OUP (2018) h/b 370pp £80.00 (ISBN 9780198817192)

Readers of this volume are well advised to start with B.’s ‘Conclusion’ to the volume. From that they will learn that the volume is not really about ‘citizenship’, as a juridically defined status, at all. Rather it is about the variety of modes of ‘community participation’ within the archaic Greek world. Presumably we owe the title partly to the book’s origins in two conferences on archaic Greek citizenship, partly to the way in which, in the opening words of D.’s first chapter, ‘Citizenship is a major feature of contemporary national and international politics’.

If attracting readers primarily interested in the contemporary world is at issue, the volume might better have been entitled ‘How to do without citizenship’. For what the volume explores is how individuals identified themselves with, and in, a community by various forms of participation, and how a community could mobilise its inhabitants without needing to impose or require some defined juridical test. Different contributors variously stress the role of participation in the worship of the gods (Blok), in the armed defence of the city (van Wees), in the activities of the gymnasium (Fisher), in a wide and non-co-ordinated range of polis sub-groups (Ismard, Lupi), and in the Cretan andreion (Whitley). D. emphasises that community membership was a matter of performance (including the performance of gender, though, as the excellent index confirms, he has no interest in women), and Giangiulio shows that archaic bodies defined by number were inclusive rather than exclusive. You make yourself a member of a community, these chapters show, by the groups whose activities you join, by what you wear, and by what you do. That archaic community membership was not legally defined did not mean that it was not normative, but no single behavioural norm is at issue—there was significant pluralism.

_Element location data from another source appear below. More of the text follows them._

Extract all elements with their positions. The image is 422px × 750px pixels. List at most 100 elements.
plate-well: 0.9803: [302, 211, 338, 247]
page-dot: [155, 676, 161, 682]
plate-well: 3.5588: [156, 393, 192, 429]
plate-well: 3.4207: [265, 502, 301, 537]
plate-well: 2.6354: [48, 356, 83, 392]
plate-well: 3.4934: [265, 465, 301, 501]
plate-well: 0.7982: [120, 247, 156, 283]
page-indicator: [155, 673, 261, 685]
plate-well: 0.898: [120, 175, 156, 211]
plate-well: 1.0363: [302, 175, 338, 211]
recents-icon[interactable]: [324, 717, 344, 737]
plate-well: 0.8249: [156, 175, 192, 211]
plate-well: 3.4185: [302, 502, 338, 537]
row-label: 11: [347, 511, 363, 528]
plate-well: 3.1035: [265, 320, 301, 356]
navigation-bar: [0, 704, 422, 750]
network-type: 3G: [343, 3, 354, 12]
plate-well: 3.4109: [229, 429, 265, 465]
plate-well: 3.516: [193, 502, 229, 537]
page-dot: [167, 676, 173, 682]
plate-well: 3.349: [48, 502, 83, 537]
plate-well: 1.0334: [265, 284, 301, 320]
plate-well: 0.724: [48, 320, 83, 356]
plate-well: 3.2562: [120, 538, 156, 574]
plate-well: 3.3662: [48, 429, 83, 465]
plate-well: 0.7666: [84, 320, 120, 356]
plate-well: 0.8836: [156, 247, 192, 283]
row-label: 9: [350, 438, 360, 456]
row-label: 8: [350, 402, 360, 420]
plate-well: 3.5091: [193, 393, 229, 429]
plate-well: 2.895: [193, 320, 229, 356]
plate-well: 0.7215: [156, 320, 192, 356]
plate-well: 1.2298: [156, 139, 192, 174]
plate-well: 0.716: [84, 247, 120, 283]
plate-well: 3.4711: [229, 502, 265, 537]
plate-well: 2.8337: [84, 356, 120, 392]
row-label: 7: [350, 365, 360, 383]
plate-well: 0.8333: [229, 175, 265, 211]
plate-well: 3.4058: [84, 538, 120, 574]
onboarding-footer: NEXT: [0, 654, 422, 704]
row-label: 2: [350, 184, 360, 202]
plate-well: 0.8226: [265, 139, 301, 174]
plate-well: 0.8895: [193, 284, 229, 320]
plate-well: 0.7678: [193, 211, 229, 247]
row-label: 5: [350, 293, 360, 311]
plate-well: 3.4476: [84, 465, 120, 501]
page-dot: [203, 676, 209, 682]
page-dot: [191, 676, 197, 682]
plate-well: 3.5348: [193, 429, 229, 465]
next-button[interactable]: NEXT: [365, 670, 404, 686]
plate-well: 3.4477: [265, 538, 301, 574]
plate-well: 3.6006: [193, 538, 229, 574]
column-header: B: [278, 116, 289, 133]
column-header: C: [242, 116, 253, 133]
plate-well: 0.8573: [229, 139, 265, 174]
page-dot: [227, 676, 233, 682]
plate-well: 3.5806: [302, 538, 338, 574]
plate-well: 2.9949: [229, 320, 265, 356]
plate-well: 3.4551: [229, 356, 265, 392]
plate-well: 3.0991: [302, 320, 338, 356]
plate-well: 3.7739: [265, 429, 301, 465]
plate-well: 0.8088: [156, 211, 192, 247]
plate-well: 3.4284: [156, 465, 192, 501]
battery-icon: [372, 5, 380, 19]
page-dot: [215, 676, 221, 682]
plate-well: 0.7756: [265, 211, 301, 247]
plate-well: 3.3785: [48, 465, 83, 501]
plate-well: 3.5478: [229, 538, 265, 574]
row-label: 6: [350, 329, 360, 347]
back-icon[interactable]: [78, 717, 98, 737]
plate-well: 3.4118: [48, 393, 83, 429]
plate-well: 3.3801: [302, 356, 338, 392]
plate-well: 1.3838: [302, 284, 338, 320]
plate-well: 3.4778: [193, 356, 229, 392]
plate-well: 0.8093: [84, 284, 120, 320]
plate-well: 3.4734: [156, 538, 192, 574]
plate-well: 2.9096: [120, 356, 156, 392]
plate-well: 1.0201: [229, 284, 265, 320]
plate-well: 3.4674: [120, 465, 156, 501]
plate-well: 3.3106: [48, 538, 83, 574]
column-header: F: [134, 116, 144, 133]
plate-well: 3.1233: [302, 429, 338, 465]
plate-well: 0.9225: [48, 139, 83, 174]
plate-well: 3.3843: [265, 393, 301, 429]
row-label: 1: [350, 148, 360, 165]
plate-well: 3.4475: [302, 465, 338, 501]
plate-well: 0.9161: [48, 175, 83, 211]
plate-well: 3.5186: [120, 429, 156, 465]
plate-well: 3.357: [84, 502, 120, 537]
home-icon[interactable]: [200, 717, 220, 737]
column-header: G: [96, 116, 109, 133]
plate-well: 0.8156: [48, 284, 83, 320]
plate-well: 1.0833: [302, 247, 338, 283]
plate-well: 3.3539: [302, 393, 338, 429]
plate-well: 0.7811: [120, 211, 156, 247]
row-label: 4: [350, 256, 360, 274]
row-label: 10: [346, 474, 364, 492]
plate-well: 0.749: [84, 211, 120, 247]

B. suggests in his conclusion that a more formal definition of community membership became necessary only when communities, or, better, the groups, participation in which marked community membership, grew too large for local knowledge to suffice. He immediately notes as an exception Sparta, whose precocious development of a defined citizenship, to which a Teisamenos might be admitted (he was a seer from Elis, who also demanded his brother be made a citizen too) is discussed by Cartledge. B. plausibly links this Spartan exception to the presence of the helots. Seen like this, citizenship comes in when community membership breaks down, or when there are strong desires to prevent social mobility. This effectively reverses the teleological model, whereby various archaic institutions are seen as a matter of classical citizenship in the making, and suggests that formal definition of community membership was a sign of the failure of the social experiment that was the archaic polis. More importantly, it creates a new historical agenda of enquiry: why does the proliferation of associations found in the archaic period cease? What is it that members of communities are afraid of losing that they want to prevent social mobility? Quite apart from the richer historical understanding that this gives of the archaic Greek world, those are mutatis mutandis no bad questions for us to be asking of the contemporary world.